Airlines look to the international market in hopes of new growth

Photo (c) studioportosabbia - Getty Images
Delta Air Lines has decided to pull back on its flight schedule starting this fall thanks to rising fuel costs.

In the wake of a $2 billion bump in its 2018 fuel bill and a $183 million dip from the June 2017 quarter, the company is hoping its short-term cuts will have a healthier impact long-term.

“We have seen early success in addressing the fuel cost increase and offset two-thirds of the impact in the June quarter,” said Ed Bastian, Delta’s Chief Executive Officer.  “With strong revenue momentum, an improving cost trajectory, and a reduction of 50-100 bps (base points) of underperforming capacity from our fall schedule, we have positioned Delta to return to margin expansion by year end.”

“Accelerating the recapture of the recent fuel price increases is the number one focus for our commercial team,” added Delta President Glen Hauenstein.

Mother Nature also played a hand in Delta’s revenue plunge when the January 2018 Nor’easter forced the airline to cancel more than 400 of its flights.

How does an airline turn something like this around?

No one’s saying whether Delta will try and recoup some of its losses by raising airfare, but fliers shouldn’t be surprised if it does.

Airlines have other course correction options, too.

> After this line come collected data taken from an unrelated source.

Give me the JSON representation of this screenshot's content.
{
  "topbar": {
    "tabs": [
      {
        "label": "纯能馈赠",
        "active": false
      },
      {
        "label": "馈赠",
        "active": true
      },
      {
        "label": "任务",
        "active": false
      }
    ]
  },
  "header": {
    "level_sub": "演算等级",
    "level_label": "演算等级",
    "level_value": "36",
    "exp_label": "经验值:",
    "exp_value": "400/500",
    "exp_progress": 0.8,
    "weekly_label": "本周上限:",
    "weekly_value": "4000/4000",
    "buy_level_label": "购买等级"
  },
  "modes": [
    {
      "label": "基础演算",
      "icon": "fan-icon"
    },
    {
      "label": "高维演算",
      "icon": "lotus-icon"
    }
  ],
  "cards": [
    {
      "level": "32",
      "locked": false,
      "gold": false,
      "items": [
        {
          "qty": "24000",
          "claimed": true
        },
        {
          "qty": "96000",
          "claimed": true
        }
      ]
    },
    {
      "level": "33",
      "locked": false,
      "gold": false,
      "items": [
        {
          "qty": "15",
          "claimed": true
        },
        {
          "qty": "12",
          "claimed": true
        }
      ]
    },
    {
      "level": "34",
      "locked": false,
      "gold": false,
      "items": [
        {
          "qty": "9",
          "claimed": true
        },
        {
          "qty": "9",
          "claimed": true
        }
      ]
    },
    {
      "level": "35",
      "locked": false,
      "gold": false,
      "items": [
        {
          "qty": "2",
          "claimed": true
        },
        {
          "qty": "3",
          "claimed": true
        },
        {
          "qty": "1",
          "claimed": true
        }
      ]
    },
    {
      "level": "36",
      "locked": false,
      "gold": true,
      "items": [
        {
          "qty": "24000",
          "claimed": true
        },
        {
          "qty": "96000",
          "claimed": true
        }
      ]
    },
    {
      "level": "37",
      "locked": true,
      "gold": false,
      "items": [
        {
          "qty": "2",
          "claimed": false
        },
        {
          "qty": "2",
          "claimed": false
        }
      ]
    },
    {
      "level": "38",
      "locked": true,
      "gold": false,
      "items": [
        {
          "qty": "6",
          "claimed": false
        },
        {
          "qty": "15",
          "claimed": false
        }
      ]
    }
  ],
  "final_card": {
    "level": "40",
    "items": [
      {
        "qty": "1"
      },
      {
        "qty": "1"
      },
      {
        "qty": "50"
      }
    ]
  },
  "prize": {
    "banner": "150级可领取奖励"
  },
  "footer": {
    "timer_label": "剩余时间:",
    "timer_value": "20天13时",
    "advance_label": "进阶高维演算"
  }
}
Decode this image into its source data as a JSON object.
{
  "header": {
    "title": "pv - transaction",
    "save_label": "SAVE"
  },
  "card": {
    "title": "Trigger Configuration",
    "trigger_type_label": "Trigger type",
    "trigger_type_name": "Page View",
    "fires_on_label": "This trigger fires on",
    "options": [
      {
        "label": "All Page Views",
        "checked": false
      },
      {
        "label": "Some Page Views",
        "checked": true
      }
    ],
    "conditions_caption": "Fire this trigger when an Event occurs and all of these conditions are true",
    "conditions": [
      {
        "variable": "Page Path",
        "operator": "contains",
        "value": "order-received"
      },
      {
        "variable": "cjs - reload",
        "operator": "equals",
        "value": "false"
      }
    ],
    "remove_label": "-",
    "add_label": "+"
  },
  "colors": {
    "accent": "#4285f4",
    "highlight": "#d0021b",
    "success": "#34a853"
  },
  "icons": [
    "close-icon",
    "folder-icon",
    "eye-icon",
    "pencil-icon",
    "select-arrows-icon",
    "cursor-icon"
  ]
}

For example, an airline could establish routes to places where higher fares are a given and cut back on the smaller income-producing routes.

That may be Delta’s play here if its plans for global expansion are kept intact. The company began its global inroads in May when it launched a joint venture with Korean Air and instantly found its way into more than 50 Korean Air-operated markets.

The company also has plans in place for new service from Los Angeles to Paris and Amsterdam, Indianapolis to Paris, and Atlanta to Lisbon. Nonstop service between the United States and Mumbai, India; Osaka, Japan; and Seoul, South Korea are also penciled in for 2019.

The global market is a smart play as the middle class continues to grow in emerging economies like India and China, giving rise to an upswing in the number of fliers.

“It is believed that the global aviation industry will reach up to 33.8 billion US dollars in profits in 2018, up from only 8.3 billion US dollars in 2011,” wrote in its review of airline profits. “Between 2017 and 2036, the number of airline passengers is expected to grow at a compound annual growth rate (CAGR) of 4.7 percent.”